Dietrich isn't through. The only Legionnaire in the pit applauding her tuxedo'd entrance is Private Tom Brown (Gary Cooper), who threatens to slug anyone who keeps booing Amy. She passes the flower on to him in her flirtations, along with her room key. So starts one of the movies' more memorable romantic dramas. These two world-weary characters, on emotional exiles in the Third World, are cynics who've given up on love until they meet each other. But their relationship gains substance by not being an easy one. They don't simply fall into each other's arms. When he uses the room key after her show, the two share woes, with Amy memorably saying, "There's a foreign legion of women, too. But we have no uniforms, no flags and no medals when we are brave." Perhaps sensing this is an all-or-nothing relationship, both initially back off.

But that's not for long. Although the French Foreign Legion conspires to thwart the couple (an officer whose wife Tom romanced has a grudge against him), Morocco takes the pair through Amy and Tom giving in to their mutual attraction, Tom surviving a near-suicidal mission and Amy entertaining the advances of a rich Frenchman (Adolphe Menjou) when it looks as if she and Tom might never be together. It culminates in a very striking ending of romantic commitment that would seem impossible to believe after the first half-hour of the movie, but which von Sternberg and Dietrich pull off.

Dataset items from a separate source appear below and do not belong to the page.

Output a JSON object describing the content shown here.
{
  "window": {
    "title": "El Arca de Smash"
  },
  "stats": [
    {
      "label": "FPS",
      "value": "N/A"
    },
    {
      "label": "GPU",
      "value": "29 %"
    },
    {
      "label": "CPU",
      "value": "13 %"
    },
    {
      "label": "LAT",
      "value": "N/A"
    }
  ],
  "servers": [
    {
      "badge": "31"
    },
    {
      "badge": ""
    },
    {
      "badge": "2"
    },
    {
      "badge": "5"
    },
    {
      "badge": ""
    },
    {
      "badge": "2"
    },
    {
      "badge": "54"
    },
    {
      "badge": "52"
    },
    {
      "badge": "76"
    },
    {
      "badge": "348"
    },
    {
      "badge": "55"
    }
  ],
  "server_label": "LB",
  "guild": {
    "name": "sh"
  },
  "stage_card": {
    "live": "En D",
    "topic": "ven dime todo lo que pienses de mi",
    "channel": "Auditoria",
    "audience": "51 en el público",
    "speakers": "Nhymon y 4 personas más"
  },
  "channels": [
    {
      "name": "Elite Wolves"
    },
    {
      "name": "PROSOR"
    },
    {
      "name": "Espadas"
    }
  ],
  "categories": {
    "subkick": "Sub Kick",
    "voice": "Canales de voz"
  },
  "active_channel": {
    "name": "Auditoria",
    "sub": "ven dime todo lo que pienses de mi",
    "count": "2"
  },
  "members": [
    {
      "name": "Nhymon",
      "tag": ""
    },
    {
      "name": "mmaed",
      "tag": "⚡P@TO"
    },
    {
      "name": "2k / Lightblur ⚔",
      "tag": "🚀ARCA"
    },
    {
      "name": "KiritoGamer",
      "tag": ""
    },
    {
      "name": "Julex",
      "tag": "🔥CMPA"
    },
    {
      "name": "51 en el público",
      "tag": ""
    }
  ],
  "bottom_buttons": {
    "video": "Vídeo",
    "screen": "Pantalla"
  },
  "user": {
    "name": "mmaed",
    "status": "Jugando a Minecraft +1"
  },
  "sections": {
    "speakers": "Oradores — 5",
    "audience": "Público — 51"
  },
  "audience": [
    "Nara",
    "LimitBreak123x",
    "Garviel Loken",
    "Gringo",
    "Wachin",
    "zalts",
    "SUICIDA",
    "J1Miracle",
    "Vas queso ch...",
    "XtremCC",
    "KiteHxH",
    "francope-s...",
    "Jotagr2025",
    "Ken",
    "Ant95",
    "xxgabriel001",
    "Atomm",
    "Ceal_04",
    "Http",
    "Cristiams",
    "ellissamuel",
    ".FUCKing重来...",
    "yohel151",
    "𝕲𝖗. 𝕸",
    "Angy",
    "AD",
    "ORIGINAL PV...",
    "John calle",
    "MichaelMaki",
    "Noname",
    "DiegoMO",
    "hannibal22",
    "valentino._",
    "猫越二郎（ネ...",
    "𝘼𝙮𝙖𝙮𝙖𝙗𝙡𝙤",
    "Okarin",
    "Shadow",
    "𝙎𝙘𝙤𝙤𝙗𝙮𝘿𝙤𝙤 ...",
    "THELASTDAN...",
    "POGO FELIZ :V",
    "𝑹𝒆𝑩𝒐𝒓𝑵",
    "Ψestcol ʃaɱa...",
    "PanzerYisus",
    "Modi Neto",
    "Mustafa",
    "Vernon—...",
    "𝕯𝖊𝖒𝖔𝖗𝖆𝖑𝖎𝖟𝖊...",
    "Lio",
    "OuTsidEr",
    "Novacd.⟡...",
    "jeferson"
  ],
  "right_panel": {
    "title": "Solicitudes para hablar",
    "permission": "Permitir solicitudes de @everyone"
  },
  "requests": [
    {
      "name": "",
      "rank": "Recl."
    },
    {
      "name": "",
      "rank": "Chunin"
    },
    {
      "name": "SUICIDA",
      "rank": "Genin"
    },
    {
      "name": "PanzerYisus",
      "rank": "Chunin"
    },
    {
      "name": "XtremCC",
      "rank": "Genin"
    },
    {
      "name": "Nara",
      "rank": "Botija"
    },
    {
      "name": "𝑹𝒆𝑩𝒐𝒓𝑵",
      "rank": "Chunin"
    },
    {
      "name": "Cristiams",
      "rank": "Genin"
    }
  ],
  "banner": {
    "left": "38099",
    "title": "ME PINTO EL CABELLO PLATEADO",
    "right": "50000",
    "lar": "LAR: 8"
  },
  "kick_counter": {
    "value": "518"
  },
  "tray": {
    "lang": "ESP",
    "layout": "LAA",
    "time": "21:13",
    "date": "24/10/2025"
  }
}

Long before the ending, though, von Sternberg's visuals make Morocco extremely evocative. You can almost feel the desert heat and the windblown sand as his characters do. Although Morocco was made before the deep focus lenses of the 1940s, by placing objects in the foreground of shots and using shadows and smoke he creates a similar depth in his visual compositions. Of course, von Sternberg had also discovered Dietrich when casting The Blue Angel (which Paramount held for U.S. release until after Morocco had come out) and had shaped her image. Morocco shows Dietrich shed of her Blue Angel baby fat (von Sternberg put her on a rigid diet) and reveling in androgyny and outrageousness. It was also the first movie for which the director and cinematographer Lee Garmes came up with the strategy of bathing Dietrich in light from above to emphasize her cheekbones and eyebrows. Dietrich legendarily demanded such lighting on most everything she did for the rest of her career. Cooper reportedly chafed at von Sternberg's doting on his female lead and his performance is stiff at times, but virile Cooper is much preferred to the bumbling, asexual Cooper of such later movies as Mr. Deeds Goes to Town or the otherwise entertaining Ball of Fire. Six years after Morocco, Cooper and Dietrich reteamed in the glossy, lukewarm Desire.

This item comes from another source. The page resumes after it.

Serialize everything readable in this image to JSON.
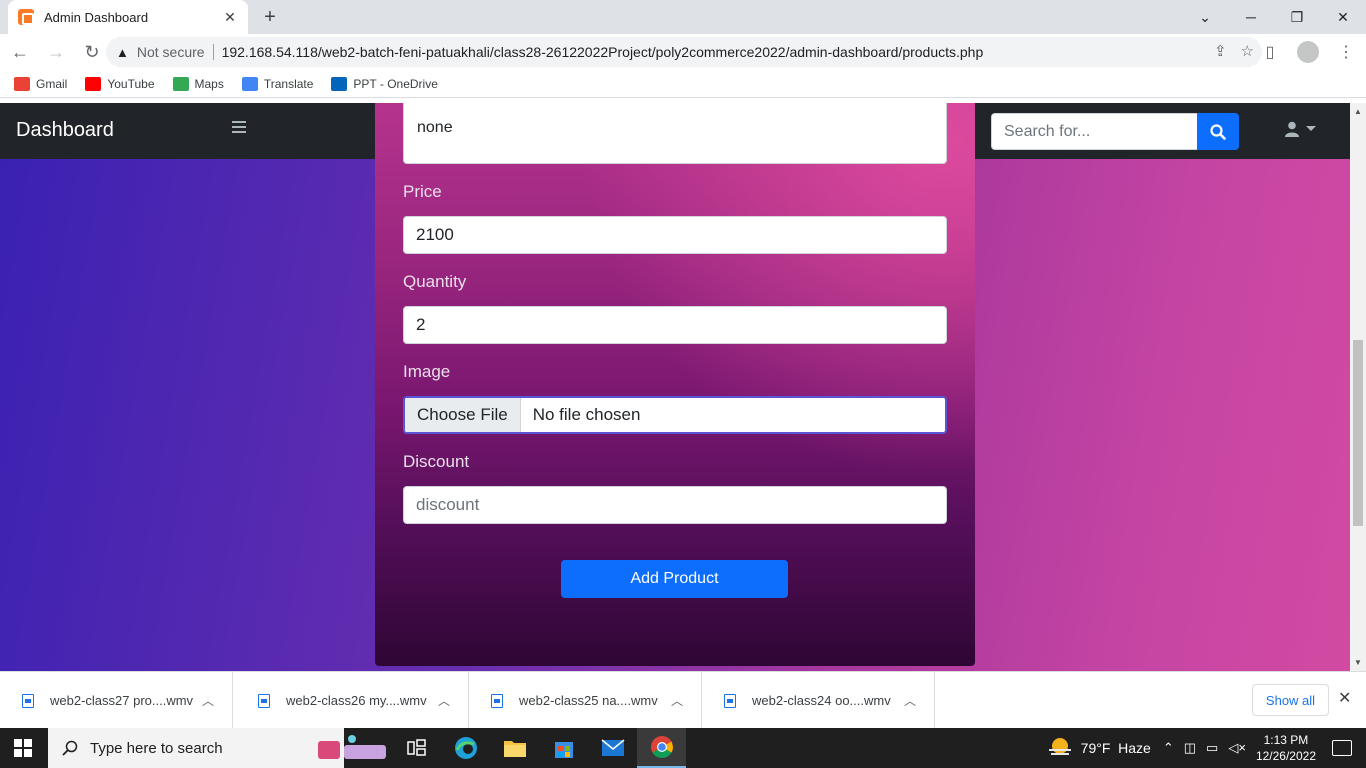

Morocco is the first movie on Universal Studios Home Entertainment's five-movie, two-disc Marlene Dietrich: The Glamour Collection set, which includes two others she made with von Sternberg (and a couple of trailers for extras). It's a fine set, though it's annoying to see the obnoxious John Williams-scored current Universal logo placed before the vintage black-and-white Paramount logo on the movies in the new Dietrich, Mae West and Carole Lombard collections. Why couldn't Universal, which owns many of Paramount's pre-1948 talkies, have been cool and creative and put Universal's 1930s logo at the front of oldies like these instead?